Finally, you might be interested in plotting the resulting dataset:

data.plot()
_images/data_plot.png

Working with Systems

Systems are hierarchical data structures in AssetCentral. With SAP Predictive Asset Insights it is possible to create quite deeply nested system trees consisting of many systems and equipment. Retrieving these systems and the timeseries data associated with it can be a cumbersome task. Sailor provides some functionality to support data scientists in exploring systems.

Find systems and get indicator data:

ss16 = find_systems(name = ['JK0_SY0-1','JK0_SY0-6'])
data16 = ss16.get_indicator_data('2021-05-01','2021-05-07')
data16.as_df(speaking_names=True)
_images/systemset_indicator_data.png

By default, the TimeseriesDataset contains every piece of equipment from every system encountered by traversing the trees of each system in the SystemSet. Some indicators might not be used with some equipment. In these cases the values are set to NaN.

Analysis tables for systems

New in version 1.9.0.

Above representation answers the question: “which data is in my system?” In some cases a wide table format is preferred. E.g., for the training of machine learning models, it is desirable to to have all the indicator values of all the equipment grouped by system.

A wide analysis table can be created as follows:

from sailor.assetcentral.system import create_analysis_table
wide16 = create_analysis_table(ss16, data16)
wide16.as_df(speaking_names=True)
_images/systemset_analysis_table.png

In a wide analysis table, all the information for a system and a timestamp is represented in a single row. Since one indicator can be assigned to multiple pieces of equipment, a uniquely numbered column is used to distinguish between the indicator instances that are created by such assignments. This number is unique within a single analysis table.

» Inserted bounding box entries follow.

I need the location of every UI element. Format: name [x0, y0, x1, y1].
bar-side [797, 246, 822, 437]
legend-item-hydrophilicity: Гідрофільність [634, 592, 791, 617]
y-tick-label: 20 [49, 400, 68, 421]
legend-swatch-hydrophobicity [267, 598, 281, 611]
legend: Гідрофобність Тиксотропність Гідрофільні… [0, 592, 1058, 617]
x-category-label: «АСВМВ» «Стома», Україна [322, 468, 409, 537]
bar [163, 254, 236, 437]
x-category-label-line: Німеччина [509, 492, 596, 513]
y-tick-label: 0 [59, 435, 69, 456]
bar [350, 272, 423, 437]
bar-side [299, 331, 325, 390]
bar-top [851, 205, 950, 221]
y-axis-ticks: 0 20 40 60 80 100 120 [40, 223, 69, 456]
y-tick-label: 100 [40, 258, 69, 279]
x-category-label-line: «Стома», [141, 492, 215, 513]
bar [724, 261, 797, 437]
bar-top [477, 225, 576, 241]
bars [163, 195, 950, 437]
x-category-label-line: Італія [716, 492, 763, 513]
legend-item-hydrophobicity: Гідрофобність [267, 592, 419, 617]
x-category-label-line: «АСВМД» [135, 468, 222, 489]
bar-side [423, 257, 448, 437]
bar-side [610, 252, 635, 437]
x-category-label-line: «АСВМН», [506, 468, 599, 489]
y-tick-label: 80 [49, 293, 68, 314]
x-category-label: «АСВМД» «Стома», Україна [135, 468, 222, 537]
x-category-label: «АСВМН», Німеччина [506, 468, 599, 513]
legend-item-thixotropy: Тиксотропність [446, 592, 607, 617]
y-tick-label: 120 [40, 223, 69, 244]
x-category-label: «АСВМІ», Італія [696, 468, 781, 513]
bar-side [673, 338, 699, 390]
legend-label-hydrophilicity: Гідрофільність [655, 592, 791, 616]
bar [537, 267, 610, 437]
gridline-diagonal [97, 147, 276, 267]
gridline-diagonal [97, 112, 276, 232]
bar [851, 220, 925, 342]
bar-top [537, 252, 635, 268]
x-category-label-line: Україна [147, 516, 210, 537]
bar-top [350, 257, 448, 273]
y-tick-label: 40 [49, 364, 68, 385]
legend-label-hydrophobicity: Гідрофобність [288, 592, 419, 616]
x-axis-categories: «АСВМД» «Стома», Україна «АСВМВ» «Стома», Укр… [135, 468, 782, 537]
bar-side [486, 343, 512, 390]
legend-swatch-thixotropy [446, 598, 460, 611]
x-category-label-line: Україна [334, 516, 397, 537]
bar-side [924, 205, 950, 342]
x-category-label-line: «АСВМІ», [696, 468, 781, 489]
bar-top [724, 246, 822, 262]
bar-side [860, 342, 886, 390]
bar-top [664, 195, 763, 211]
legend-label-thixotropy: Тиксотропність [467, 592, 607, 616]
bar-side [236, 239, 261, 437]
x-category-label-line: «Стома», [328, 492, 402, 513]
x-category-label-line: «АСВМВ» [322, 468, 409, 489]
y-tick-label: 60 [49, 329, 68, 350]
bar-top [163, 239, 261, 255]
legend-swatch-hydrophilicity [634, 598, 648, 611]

Each system is represented by a so called leading equipment as the equipment_name. Find the leading equipment for each system by calling get_leading_equipment() on the SystemSet.

Writing Master Data

We also aim to provide the possibility to write data to all backend systems supported by Sailor. In this example we show you how to create notifications in AssetCentral.

Notifications are usually created for some equipment. Therefore we can use the create_notification() function to create a new notification for an equipment. In this example we want to create a new breakdown notification with high priority:

equi = equipment_set[0]
notif = equi.create_notification(
                status='NEW', notification_type='M2', priority=25,
                short_description='Valve broken',
                start_date='2021-07-07', end_date='2021-07-08')

We might want to update this notification at a later time, e.g., when the maintenance crew is working on the equipment. For this we need a notification object representing this notification. This can be the original notif object that we have created, or you can obtain the object from Assetcentral again. We can call the update() method directly on the Notification object to send our desired changes to Assetcentral:

notif = find_notifications(id='previous_notification_ID')[0]
notif.update(status='IPR')

As you can see from these examples we can use the same properties as keyword arguments, that we are familiar with, e.g., from when using the find_* functions.

Customization

Building Custom Visualizations

To build your custom analysis or plot, you can use the data in any ResultSet and transform it into a pandas dataframe using as_df(). The data frame can then form the basis of your visualization.

import plotnine as p9
from sailor.utils.plot_helper import _default_plot_theme
data = equipment_set[0:4].get_indicator_data('2020-09-01 00:00:00+00:00', '2020-10-05 00:00:00+00:00')
df = data.as_df(speaking_names=True).droplevel([0, 1], axis=1).reset_index()
df = df.melt(id_vars=['equipment_name', 'model_name', 'timestamp'], var_name='indicator')
p9.ggplot(df, p9.aes(x='indicator', y='value', fill='equipment_name')) + p9.geom_violin(alpha=0.6) + _default_plot_theme()
_images/custom_plot.png

Building Custom Machine Learning Models

Building machine learning models can be done using the same starting point as building custom visualizations, namely the method as_df().

This is an example of the steps necessary to train an isolation forest for detecting anomalies in the timeseries data.

from sklearn.ensemble import IsolationForest
# find equipments and load data
equi_set = find_equipment(model_name='my_model_name')
data = equi_set.get_indicator_data('2020-09-01', '2020-10-05')
# train isolation forest
iforest = IsolationForest()
iforest.fit(data.as_df())
# score isolation forest, and join back to index (equipment/timestamp info)
score_data = data.as_df()
scores = pd.Series(iforest.predict(score_data), index=score_data.index, name='score').to_frame()